En toen zij even wegging, om hare huik om te slaan, barstte hij uit, pijnlijk de hand op het hart gedrukt:

»O! Mijn God! Neen! Ik kan haar niets zeggen! Ik zou te week worden, zoo ik een traan zag. Mij gansch van haar scheidende, en mij overgevende, aan hetgeen zij noemen "hun recht," zal ik licht de ellende afweren, die dit onschuldig hoofd zou treffen, om mij en met mij. Niet, omdat hij het heeft gezegd; maar, — omdat ik het voele, dat het zoo zijn kan, — omdat die vreeze nu eenmaal op mij vat heeft gekregen, — doe ik dit; en zekerlijk, ik doe wel!”

Zoo was Reingoud. Hij had wel de kracht, om een offer te brengen, dat zijn hart brak, maar niet de kracht, om het offer van een gebroken hart op te dragen aan den Heer, — als Gideon het had gehoopt; — en de eenige daad, die alle zijne wonden had kunnen genezen, en alle zijne zonden bedekken, was hem te zwaar.

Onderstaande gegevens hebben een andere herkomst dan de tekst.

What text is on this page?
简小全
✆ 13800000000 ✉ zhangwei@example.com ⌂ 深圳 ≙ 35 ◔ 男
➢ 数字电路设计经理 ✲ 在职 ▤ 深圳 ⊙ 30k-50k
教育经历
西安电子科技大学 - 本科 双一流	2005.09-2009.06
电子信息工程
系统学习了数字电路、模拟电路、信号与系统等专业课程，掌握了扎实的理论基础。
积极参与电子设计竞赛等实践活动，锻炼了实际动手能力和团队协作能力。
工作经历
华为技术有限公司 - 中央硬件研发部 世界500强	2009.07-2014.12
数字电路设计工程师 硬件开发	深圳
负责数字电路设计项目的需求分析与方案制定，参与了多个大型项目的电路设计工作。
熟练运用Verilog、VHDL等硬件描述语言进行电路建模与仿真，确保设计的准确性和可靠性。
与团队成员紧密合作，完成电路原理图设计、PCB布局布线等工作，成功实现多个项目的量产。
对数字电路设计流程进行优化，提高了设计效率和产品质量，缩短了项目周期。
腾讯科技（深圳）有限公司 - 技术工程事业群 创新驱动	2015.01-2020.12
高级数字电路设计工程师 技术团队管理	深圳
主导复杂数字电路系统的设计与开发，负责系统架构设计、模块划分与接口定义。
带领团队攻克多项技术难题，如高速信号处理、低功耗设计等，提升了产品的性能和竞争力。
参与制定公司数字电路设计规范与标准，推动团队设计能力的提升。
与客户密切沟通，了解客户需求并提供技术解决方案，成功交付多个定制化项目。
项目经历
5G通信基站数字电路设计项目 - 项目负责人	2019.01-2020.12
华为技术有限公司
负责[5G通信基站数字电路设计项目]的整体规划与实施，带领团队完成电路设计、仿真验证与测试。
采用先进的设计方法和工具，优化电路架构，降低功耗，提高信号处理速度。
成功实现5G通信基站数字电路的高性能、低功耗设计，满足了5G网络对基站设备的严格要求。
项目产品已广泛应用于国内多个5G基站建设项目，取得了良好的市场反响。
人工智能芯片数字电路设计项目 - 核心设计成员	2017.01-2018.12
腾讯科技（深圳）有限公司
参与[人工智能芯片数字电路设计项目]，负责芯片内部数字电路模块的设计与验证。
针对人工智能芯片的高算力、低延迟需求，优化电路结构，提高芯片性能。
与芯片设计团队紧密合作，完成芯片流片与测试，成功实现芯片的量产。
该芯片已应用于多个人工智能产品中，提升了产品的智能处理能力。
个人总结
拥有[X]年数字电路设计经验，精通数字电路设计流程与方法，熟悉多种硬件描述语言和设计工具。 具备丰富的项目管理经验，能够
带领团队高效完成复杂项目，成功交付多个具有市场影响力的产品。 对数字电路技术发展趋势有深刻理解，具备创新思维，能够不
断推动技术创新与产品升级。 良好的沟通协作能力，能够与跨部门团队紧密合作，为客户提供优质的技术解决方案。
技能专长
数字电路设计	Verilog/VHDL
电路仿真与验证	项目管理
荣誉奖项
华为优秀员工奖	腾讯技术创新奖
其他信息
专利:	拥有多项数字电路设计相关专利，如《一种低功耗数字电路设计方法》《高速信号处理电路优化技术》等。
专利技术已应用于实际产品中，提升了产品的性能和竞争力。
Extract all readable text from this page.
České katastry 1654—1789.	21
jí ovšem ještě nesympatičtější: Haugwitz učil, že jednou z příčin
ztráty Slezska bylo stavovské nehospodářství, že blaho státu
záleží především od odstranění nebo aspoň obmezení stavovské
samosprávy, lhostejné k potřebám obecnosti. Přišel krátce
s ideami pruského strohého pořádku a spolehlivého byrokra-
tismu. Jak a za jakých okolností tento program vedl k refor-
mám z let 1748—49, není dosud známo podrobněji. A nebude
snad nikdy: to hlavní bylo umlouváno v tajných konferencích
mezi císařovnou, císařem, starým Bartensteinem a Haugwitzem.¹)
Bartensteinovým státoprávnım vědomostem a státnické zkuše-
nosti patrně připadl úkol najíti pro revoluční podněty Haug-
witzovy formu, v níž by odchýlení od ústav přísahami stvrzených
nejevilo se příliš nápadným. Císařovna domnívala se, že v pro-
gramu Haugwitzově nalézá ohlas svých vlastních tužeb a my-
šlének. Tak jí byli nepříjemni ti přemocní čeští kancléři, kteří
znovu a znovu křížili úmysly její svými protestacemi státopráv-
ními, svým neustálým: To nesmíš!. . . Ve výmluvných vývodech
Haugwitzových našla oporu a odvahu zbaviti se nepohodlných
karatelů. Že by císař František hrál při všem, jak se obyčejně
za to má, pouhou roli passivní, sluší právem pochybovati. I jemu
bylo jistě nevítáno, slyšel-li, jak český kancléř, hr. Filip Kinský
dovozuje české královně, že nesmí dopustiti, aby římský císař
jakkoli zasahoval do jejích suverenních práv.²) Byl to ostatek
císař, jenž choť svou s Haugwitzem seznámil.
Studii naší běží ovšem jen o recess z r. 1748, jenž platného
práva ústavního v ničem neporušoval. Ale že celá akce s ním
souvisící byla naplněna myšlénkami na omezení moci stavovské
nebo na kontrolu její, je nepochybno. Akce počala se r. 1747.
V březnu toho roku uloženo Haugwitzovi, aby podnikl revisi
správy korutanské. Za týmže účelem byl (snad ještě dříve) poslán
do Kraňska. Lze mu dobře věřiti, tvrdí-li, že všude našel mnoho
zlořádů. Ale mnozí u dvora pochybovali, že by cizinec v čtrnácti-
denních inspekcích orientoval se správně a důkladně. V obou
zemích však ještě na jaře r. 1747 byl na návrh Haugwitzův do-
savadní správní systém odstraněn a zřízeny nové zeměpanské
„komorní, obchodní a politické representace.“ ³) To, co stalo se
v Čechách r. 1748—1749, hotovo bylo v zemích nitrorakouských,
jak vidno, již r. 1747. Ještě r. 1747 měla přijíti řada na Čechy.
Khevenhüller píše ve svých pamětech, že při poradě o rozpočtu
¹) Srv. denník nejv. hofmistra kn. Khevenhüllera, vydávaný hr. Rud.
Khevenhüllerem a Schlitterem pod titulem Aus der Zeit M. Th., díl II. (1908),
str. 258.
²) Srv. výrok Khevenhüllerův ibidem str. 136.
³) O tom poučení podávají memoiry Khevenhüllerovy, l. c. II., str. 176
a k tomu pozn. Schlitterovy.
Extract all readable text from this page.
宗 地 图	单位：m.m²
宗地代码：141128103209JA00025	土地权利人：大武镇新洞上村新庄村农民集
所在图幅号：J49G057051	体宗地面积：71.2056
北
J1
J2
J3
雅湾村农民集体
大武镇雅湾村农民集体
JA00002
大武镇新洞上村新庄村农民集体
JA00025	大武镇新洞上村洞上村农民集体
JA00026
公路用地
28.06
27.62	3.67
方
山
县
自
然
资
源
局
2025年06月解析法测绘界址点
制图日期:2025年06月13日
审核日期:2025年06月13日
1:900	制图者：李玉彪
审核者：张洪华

Toen Jacoba keerde, gedekt met hare huik, sloeg Reingoud haastig een mantel om, nam zijn hoed, en, hare hand vattende, ging hij met haar de gang door. Onder hunne laatste belangvolle samenspreking, hadden zij intusschen niet gehoord, of, wel hoorende, er niet op gelet, dat de klopper van de huisdeur veelmalen was geheven; en met verrassing voor Reingoud, met schrik voor Jacoba, vonden ze dus aan de huisdeur hun bediende, Samuël, in heftig geschil met eenige mannen, die begeerden binnen te komen, en die het nu werkelijk deden, zoo haast ze den heer des huizes opmerkten. Het waren boden van mijne heeren de Staten van Holland. Een van hen, vergezeld van den procureur-generaal, toonde Reingoud een schriftelijk bevel van de Staten van Holland, dat deze vier mannen aanstelde als zijne bewakers; en Reingoud, die anders de man was geweest, om hun, met trots en met dreigingen, zijn huis te verbieden, trad terug en liet hen binnengaan. Hij zeide alleen:

»Zij komen tot mij; het zij! Ik was op het punt, om tot hen te gaan! Alleen, gij mannen! uw bevel luidt tegen mijn persoon alléén; laat deze jonkvrouw haars weegs gaan, zonder verhindering!”

»Mij scheiden van u, grootvader?” riep Jacoba verschrikt. »Op zulken stond?”